Well, today we have evidence that this same question could be a potent one in 2008, just as it was in 1980. The New York Times reports:
Americans are more dissatisfied with the country’s direction than at any time since the New York Times/CBS News poll began asking about the subject in the early 1990s, according to the latest poll.
In the poll, 81 percent of respondents said they believed “things have pretty seriously gotten off on the wrong track,” up from 69 percent a year ago and 35 percent in early 2002.
[...]
A majority of nearly every demographic and political group — Democrats and Republicans, men and women, residents of cities and rural areas, college graduates and those who finished only high school — say the United States is headed in the wrong direction. Seventy-eight percent of respondents said the country was worse off than five years ago; just 4 percent said it was better off.

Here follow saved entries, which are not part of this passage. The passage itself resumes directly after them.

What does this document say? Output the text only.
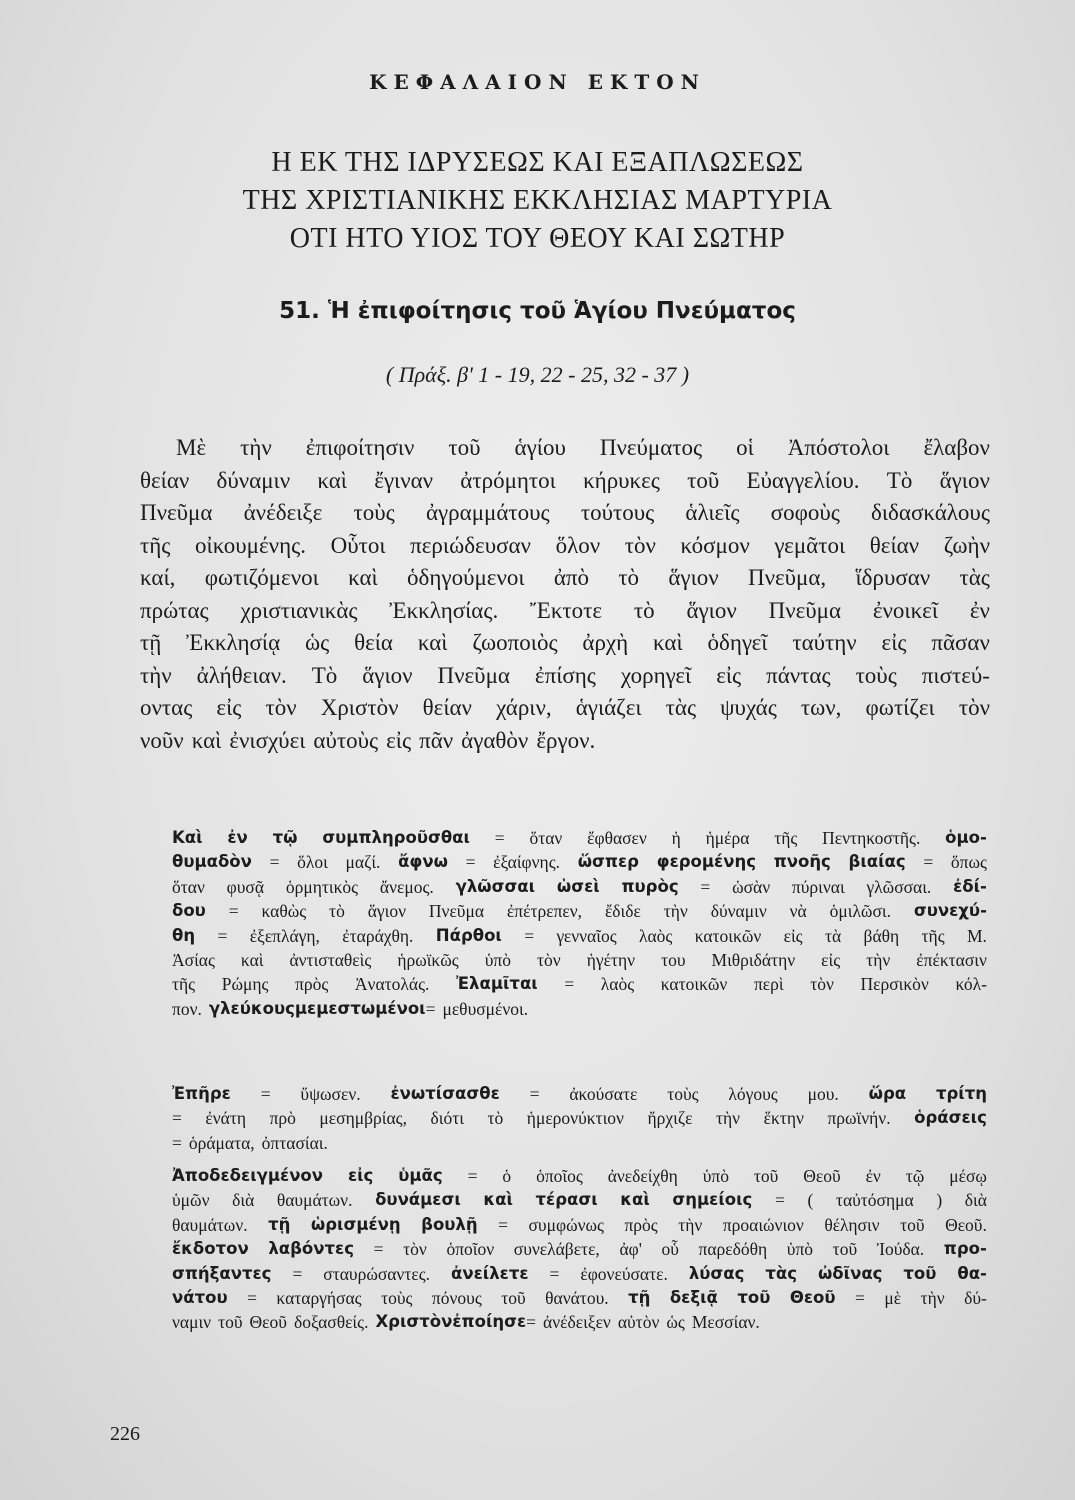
ΚΕΦΑΛΑΙΟΝ ΕΚΤΟΝ
Η ΕΚ ΤΗΣ ΙΔΡΥΣΕΩΣ ΚΑΙ ΕΞΑΠΛΩΣΕΩΣ
ΤΗΣ ΧΡΙΣΤΙΑΝΙΚΗΣ ΕΚΚΛΗΣΙΑΣ ΜΑΡΤΥΡΙΑ
ΟΤΙ ΗΤΟ ΥΙΟΣ ΤΟΥ ΘΕΟΥ ΚΑΙ ΣΩΤΗΡ
51. Ἡ ἐπιφοίτησις τοῦ Ἁγίου Πνεύματος
( Πράξ. β' 1 - 19, 22 - 25, 32 - 37 )
Μὲ τὴν ἐπιφοίτησιν τοῦ ἁγίου Πνεύματος οἱ Ἀπόστολοι ἔλαβον
θείαν δύναμιν καὶ ἔγιναν ἀτρόμητοι κήρυκες τοῦ Εὐαγγελίου. Τὸ ἅγιον
Πνεῦμα ἀνέδειξε τοὺς ἀγραμμάτους τούτους ἁλιεῖς σοφοὺς διδασκάλους
τῆς οἰκουμένης. Οὗτοι περιώδευσαν ὅλον τὸν κόσμον γεμᾶτοι θείαν ζωὴν
καί, φωτιζόμενοι καὶ ὁδηγούμενοι ἀπὸ τὸ ἅγιον Πνεῦμα, ἵδρυσαν τὰς
πρώτας χριστιανικὰς Ἐκκλησίας. Ἔκτοτε τὸ ἅγιον Πνεῦμα ἐνοικεῖ ἐν
τῇ Ἐκκλησίᾳ ὡς θεία καὶ ζωοποιὸς ἀρχὴ καὶ ὁδηγεῖ ταύτην εἰς πᾶσαν
τὴν ἀλήθειαν. Τὸ ἅγιον Πνεῦμα ἐπίσης χορηγεῖ εἰς πάντας τοὺς πιστεύ-
οντας εἰς τὸν Χριστὸν θείαν χάριν, ἁγιάζει τὰς ψυχάς των, φωτίζει τὸν
νοῦν καὶ ἐνισχύει αὐτοὺς εἰς πᾶν ἀγαθὸν ἔργον.
Καὶ ἐν τῷ συμπληροῦσθαι = ὅταν ἔφθασεν ἡ ἡμέρα τῆς Πεντηκοστῆς. ὁμο-
θυμαδὸν = ὅλοι μαζί. ἄφνω = ἐξαίφνης. ὥσπερ φερομένης πνοῆς βιαίας = ὅπως
ὅταν φυσᾷ ὁρμητικὸς ἄνεμος. γλῶσσαι ὡσεὶ πυρὸς = ὡσὰν πύριναι γλῶσσαι. ἐδί-
δου = καθὼς τὸ ἅγιον Πνεῦμα ἐπέτρεπεν, ἔδιδε τὴν δύναμιν νὰ ὁμιλῶσι. συνεχύ-
θη = ἐξεπλάγη, ἐταράχθη. Πάρθοι = γενναῖος λαὸς κατοικῶν εἰς τὰ βάθη τῆς Μ.
Ἀσίας καὶ ἀντισταθεὶς ἡρωϊκῶς ὑπὸ τὸν ἡγέτην του Μιθριδάτην εἰς τὴν ἐπέκτασιν
τῆς Ρώμης πρὸς Ἀνατολάς. Ἐλαμῖται = λαὸς κατοικῶν περὶ τὸν Περσικὸν κόλ-
πον. γλεύκους μεμεστωμένοι = μεθυσμένοι.
Ἐπῆρε = ὕψωσεν. ἐνωτίσασθε = ἀκούσατε τοὺς λόγους μου. ὥρα τρίτη
= ἐνάτη πρὸ μεσημβρίας, διότι τὸ ἡμερονύκτιον ἤρχιζε τὴν ἕκτην πρωϊνήν. ὁράσεις
= ὁράματα, ὀπτασίαι.
Ἀποδεδειγμένον εἰς ὑμᾶς = ὁ ὁποῖος ἀνεδείχθη ὑπὸ τοῦ Θεοῦ ἐν τῷ μέσῳ
ὑμῶν διὰ θαυμάτων. δυνάμεσι καὶ τέρασι καὶ σημείοις = ( ταὐτόσημα ) διὰ
θαυμάτων. τῇ ὡρισμένῃ βουλῇ = συμφώνως πρὸς τὴν προαιώνιον θέλησιν τοῦ Θεοῦ.
ἔκδοτον λαβόντες = τὸν ὁποῖον συνελάβετε, ἀφ' οὗ παρεδόθη ὑπὸ τοῦ Ἰούδα. προ-
σπήξαντες = σταυρώσαντες. ἀνείλετε = ἐφονεύσατε. λύσας τὰς ὠδῖνας τοῦ θα-
νάτου = καταργήσας τοὺς πόνους τοῦ θανάτου. τῇ δεξιᾷ τοῦ Θεοῦ = μὲ τὴν δύ-
ναμιν τοῦ Θεοῦ δοξασθείς. Χριστὸν ἐποίησε = ἀνέδειξεν αὐτὸν ὡς Μεσσίαν.
226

Breaking this dissatisfaction down a bit, we've got 71% of Americans concerned about health care costs, 69% about housing costs, and 82% about having enough money for retirement.
As if to emphasize the poll's findings, the economic news this morning was not encouraging:
The economy shed 80,000 jobs in March, the third consecutive month of rising unemployment, presenting a stark sign that the country may already be in a recession.
[...]
“Three months in a row of payroll job losses and a sizable negative revision: these are clear signs that the job market is in recession,” said Jared Bernstein, an economist at the Economics Policy Institute. “I’m hard-pressed to imagine anyone who would raise doubt to that at this point.”

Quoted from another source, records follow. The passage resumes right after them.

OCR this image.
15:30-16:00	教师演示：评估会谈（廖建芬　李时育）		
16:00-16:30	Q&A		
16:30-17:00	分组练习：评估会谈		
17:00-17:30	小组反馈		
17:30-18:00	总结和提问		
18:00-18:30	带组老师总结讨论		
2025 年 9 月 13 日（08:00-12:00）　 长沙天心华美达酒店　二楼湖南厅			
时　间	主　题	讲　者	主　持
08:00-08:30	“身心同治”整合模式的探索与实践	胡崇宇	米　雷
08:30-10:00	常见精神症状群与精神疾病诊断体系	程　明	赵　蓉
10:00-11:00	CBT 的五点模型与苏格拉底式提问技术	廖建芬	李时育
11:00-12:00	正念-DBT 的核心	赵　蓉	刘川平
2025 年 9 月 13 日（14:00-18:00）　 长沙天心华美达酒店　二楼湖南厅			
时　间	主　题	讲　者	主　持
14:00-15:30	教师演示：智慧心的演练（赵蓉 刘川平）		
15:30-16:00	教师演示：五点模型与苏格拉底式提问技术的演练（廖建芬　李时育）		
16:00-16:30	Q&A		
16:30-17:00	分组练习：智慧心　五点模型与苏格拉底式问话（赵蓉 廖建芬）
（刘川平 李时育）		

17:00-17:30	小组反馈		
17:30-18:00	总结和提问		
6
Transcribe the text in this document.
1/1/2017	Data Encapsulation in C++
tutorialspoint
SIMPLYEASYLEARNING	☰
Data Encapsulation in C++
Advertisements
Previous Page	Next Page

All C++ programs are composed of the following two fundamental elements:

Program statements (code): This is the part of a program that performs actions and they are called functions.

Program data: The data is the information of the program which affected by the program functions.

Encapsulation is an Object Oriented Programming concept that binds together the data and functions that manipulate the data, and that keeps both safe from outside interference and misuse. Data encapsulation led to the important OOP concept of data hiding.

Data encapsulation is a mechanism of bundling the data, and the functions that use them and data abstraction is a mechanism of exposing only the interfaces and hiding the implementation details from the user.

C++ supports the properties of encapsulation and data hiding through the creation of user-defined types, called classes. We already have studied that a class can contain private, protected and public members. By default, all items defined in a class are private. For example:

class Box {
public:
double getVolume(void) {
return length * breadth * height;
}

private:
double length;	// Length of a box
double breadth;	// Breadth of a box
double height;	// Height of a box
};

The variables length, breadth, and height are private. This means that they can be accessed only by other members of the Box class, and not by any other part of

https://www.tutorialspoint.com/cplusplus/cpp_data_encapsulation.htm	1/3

In short, the The Bush-Republican economy is in freefall, yet their response is to do nothing. In February, for instance, they opposed extending unemployment insurance, even as around 200,000 Americans have lost private sector jobs in the first three months of the year.

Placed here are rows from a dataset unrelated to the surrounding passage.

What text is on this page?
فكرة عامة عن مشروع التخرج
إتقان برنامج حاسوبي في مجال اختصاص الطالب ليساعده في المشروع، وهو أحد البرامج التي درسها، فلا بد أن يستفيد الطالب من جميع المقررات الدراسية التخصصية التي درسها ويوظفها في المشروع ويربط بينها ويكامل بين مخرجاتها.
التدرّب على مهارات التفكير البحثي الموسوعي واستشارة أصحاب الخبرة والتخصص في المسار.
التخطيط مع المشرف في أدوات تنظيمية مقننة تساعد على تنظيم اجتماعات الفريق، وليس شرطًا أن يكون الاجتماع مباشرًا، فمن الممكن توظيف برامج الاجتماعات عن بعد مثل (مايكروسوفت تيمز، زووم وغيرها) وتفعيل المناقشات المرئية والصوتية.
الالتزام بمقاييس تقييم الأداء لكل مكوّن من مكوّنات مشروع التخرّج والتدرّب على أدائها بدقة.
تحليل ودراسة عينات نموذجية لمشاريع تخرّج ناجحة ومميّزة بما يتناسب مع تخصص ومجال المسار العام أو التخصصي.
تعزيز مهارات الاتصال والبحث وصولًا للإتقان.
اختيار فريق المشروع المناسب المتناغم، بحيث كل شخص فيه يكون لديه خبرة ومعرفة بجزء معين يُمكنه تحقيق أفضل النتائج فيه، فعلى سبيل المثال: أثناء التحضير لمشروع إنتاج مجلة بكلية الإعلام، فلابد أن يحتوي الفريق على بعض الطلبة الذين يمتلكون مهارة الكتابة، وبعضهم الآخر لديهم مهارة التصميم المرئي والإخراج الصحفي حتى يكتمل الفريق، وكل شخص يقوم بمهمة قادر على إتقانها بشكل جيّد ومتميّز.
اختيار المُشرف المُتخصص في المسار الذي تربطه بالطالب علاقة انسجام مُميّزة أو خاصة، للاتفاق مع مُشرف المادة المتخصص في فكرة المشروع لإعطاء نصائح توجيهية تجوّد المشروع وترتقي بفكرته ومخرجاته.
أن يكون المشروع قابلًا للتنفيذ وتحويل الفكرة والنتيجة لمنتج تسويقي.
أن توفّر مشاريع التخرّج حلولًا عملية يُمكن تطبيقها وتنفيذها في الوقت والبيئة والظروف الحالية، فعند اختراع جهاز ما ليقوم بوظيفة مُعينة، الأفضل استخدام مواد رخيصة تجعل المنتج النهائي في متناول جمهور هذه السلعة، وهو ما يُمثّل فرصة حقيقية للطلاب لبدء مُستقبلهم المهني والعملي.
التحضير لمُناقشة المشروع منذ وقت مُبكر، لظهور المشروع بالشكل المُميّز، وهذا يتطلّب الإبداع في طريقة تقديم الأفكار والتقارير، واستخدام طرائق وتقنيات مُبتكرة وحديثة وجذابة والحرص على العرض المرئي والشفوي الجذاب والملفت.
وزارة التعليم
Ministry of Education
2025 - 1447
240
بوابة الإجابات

In March, Republicans blocked consideration of legislation to address the housing crisis and the foreclosure explosion. That's bad enough, but Republicans weren’t even willing to offer their own solutions, they just blocked the Democratic solutions from coming to a vote. As they did so, the number of homes in foreclosure and mortgages behind in payment were jumping in every state, further driving down home values.
Faced with increasingly dire economic news this month, Republicans have (finally) agreed to consider a scaled-back version of a bill to address the mortgage crisis, but only after insisting on replacing assistance for homeowners with bailouts for home builders who made bad investment decisions.
The bottom line is that Bush-Republican economic policies don't work for the middle class in this country. Instead, the Bush-Republican economy means falling wages, lost jobs, rising prices, foreclosed houses, and record debt. And, of course, Republican "trickle-down" never seems to actually trickle down from the super-rich to everyone else.
Obviously, this is a "change" year politically, one in which people will be looking for a new approach and a new hand on the tiller. The question is, who will be most credible -- John McCain (and GOP congressional candidates like Frank Wolf) or the Democratic nominee (and Democratic congressional candidates like Judy Feder) -- when THEY ask, as Ronald Reagan did in 1980, "Are you better off today than you were when this Administration took office?" Given that John McCain and Frank Wolf offer nothing but the same old Bush-Republican economic policies, it's a good bet that it won't be them.